RAROS PRAZERES [Sandra Paes]

Sim, gosto das tempestades. A força da natureza ali manifestada dessa forma sempre me acorda e me faz lembrar minha própria natureza, presa, contida em um corpo que parece limitar meu espirito que gosta de voar e navegar em tantas paisagens jamais vistas.

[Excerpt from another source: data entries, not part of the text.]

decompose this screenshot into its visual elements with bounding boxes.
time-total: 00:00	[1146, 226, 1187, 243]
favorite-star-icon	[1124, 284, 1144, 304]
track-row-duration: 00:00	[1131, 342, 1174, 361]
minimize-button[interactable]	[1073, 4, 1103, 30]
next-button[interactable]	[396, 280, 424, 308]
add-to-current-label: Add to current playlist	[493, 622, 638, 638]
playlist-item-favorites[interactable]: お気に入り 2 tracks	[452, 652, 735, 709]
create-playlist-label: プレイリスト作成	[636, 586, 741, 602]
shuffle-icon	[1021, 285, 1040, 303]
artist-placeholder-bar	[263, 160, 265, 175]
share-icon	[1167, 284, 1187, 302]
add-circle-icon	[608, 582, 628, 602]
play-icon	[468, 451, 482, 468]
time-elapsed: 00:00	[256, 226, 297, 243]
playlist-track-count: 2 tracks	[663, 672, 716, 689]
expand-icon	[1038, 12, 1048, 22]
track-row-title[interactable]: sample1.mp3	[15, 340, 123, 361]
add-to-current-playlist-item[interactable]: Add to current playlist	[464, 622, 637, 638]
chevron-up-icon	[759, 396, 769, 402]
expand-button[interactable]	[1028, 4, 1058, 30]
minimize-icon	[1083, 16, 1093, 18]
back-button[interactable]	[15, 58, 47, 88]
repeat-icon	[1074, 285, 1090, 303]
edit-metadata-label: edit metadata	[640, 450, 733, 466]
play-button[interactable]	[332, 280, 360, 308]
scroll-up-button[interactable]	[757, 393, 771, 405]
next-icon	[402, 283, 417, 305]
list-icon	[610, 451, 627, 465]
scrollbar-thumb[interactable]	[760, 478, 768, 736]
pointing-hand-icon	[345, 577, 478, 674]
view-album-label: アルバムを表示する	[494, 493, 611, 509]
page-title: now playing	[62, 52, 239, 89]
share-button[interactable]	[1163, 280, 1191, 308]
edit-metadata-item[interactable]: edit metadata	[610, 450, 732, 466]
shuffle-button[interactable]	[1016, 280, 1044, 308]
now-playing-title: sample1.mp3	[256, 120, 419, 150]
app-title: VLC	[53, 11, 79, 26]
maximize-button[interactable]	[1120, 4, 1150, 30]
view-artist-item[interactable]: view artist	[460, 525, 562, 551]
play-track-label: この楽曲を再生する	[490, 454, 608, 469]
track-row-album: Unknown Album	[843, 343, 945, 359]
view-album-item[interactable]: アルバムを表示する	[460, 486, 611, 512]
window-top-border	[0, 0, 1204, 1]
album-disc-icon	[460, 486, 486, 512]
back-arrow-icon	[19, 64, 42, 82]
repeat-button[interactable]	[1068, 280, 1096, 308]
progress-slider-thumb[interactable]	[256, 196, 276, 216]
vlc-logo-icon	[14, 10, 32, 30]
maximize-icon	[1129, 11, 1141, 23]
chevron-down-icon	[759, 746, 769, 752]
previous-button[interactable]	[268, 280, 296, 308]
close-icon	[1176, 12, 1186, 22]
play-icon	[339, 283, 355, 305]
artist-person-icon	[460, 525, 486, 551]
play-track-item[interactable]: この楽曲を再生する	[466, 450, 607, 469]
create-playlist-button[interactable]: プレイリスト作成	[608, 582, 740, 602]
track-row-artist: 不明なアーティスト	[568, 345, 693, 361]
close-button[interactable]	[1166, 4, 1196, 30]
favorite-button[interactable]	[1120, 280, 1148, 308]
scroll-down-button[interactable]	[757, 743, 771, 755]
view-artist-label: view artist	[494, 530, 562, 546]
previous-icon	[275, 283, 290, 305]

A vida ali oculta me chama, hoje - sempre... Acho que flerto com a morte
porque ela, guardiã de portais de transições, vem brincar comigo. Vira meus
sonhos de perna pro ar, me mostra fatos ainda por vir, e sussurra docemente em
meu ouvido cada vez que leva alguém consigo pra esse outro mundo, do outro lado
de outros horizontes.
Sim, tudo alem do alcance da vista comum, ocupada por papeis ridículos,
documentos que nada documentam, e toda essa forja nada plutônica que a
burocracia do mundo ainda insiste em sustentar como regra maior de convívio entre os homens e suas culturas.

Todo tempo é meu, todo
beijo é sempre seu, porque sela de forma especial o amor que nem reconhecemos.
Sim, porque amor não se encontra, se reconhece. E isso é o maior de todos os
prazeres - reconhecer o amor, que como a morte, brinca de viver com você
comigo, e nos testa na ousadia maior da vida: pegá-los!
Essa tempestade que se anunciou só pra mim, só pra mim mesmo ou para aqueles que a desejam tanto, se deu somente dentro de mim, no mundo de meu
sentir.
Há lá fora um sol que brilha aquém das nuvens que ocultam os mistérios que em mim querem se fazer nus. Há o mesmo corredor entre as portas. O mesmo ar soprando pelas ventanas
do teto. Há um instante de sei-la-o-que, silencioso como o olho do furacão que
se revela poderoso só pra quem o contempla sem medo.
Em nosso céu la nave va. Espera... A bonança está pra chegar em breve. Prazeres raros sempre se dão entre raios que até se passam entre neurônios que nem sabem o que fazem. Esse o mistério do viver: muito prazer! Encantada!